PREFIX beol: <http://0.0.0.0:3333/ontology/0801/beol/v2#>
PREFIX knora-api: <http://api.knora.org/ontology/knora-api/v2#>

CONSTRUCT {
  ?letter knora-api:isMainResource true .
  ?letter ?linkingProp1  ?person1 .
  ?letter ?linkingProp2  ?person2 .
  ?letter beol:creationDate ?date .
} WHERE {
  ?gnd2 knora-api:valueAsString "(DE-588)118696149" .
  ?gnd1 knora-api:valueAsString "(DE-588)118531379" .
  ?person2 beol:hasIAFIdentifier ?gnd2 .
  ?person1 beol:hasIAFIdentifier ?gnd1 .
  ?letter ?linkingProp2 ?person2 .
  ?letter ?linkingProp1 ?person1 .
  ?letter beol:creationDate ?date .
  FILTER(?linkingProp1 = beol:hasAuthor || ?linkingProp1 = beol:hasRecipient )
  FILTER(?linkingProp2 = beol:hasAuthor || ?linkingProp2 = beol:hasRecipient )
} ORDER BY ?date

Note that position of the FILTER statements does not play a significant role in the optimization.
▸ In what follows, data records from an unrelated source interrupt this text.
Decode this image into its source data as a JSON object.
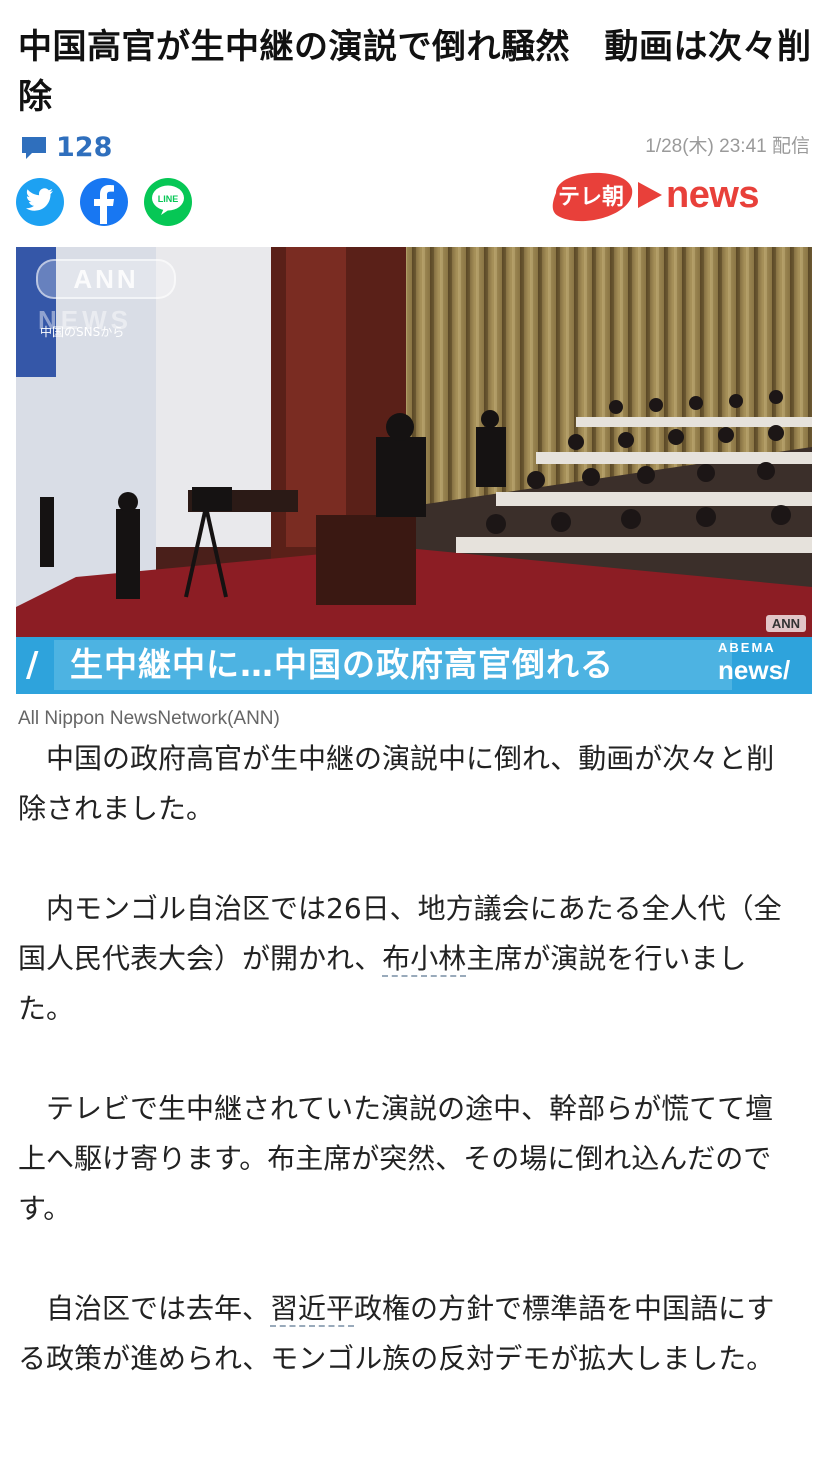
{
  "article": {
    "title": "中国高官が生中継の演説で倒れ騒然　動画は次々削除",
    "comment_count": "128",
    "published": "1/28(木) 23:41 配信"
  },
  "share": {
    "twitter_icon": "twitter-icon",
    "facebook_icon": "facebook-icon",
    "line_icon": "line-icon",
    "line_label": "LINE"
  },
  "brand": {
    "badge": "テレ朝",
    "news": "news",
    "color": "#e8403a"
  },
  "photo": {
    "logo": "ANN",
    "logo_news": "NEWS",
    "source_label": "中国のSNSから",
    "corner_logo": "ANN",
    "telop_slash": "/",
    "telop": "生中継中に…中国の政府高官倒れる",
    "abema_small": "ABEMA",
    "abema_big": "news/",
    "caption": "All Nippon NewsNetwork(ANN)"
  },
  "body": {
    "p1": "中国の政府高官が生中継の演説中に倒れ、動画が次々と削除されました。",
    "p2_before": "内モンゴル自治区では26日、地方議会にあたる全人代（全国人民代表大会）が開かれ、",
    "p2_link": "布小林",
    "p2_after": "主席が演説を行いました。",
    "p3": "テレビで生中継されていた演説の途中、幹部らが慌てて壇上へ駆け寄ります。布主席が突然、その場に倒れ込んだのです。",
    "p4_before": "自治区では去年、",
    "p4_link": "習近平",
    "p4_after": "政権の方針で標準語を中国語にする政策が進められ、モンゴル族の反対デモが拡大しました。"
  },
  "colors": {
    "comment": "#2f6fbd",
    "twitter": "#1da1f2",
    "facebook": "#1877f2",
    "line": "#06c755",
    "telop": "#2ea3dc"
  }
}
If a Gravsearch query contains statements in UNION, OPTIONAL, MINUS, or FILTER NOT EXISTS, they are reordered by defining a graph per block. For example, consider the following query with UNION:

{
    ?thing anything:hasRichtext ?richtext .
    FILTER knora-api:matchText(?richtext, "test")
    ?thing anything:hasInteger ?int .
    ?int knora-api:intValueAsInt 1 .
}
UNION
{
    ?thing anything:hasText ?text .
    FILTER knora-api:matchText(?text, "test")
    ?thing anything:hasInteger ?int .
    ?int knora-api:intValueAsInt 3 .
}

This would result in one graph per block of the UNION. Each graph is then sorted, and the statements of its block are rearranged according to the topological order of graph. This is the result:

{
   ?int knora-api:intValueAsInt 1 .
    ?thing anything:hasRichtext ?richtext .
    ?thing anything:hasInteger ?int .
    FILTER(knora-api:matchText(?richtext, "test"))
} UNION {
    ?int knora-api:intValueAsInt 3 .
    ?thing anything:hasText ?text .
    ?thing anything:hasInteger ?int .
    FILTER(knora-api:matchText(?text, "test"))
}

Cyclic Graphs

The topological sorting algorithm can only be used for DAGs (directed acyclic graphs). However, a Gravsearch query can contains statements that result in a cyclic graph, e.g.:

PREFIX anything: <http://0.0.0.0:3333/ontology/0001/anything/simple/v2#>
PREFIX knora-api: <http://api.knora.org/ontology/knora-api/simple/v2#>

CONSTRUCT {
    ?thing knora-api:isMainResource true .
} WHERE {
  ?thing anything:hasOtherThing ?thing1 .
  ?thing1 anything:hasOtherThing ?thing2 .
  ?thing2 anything:hasOtherThing ?thing . 
}

In this case, the algorithm tries to break the cycles in order to sort the graph. If this is not possible, the query statements are not reordered.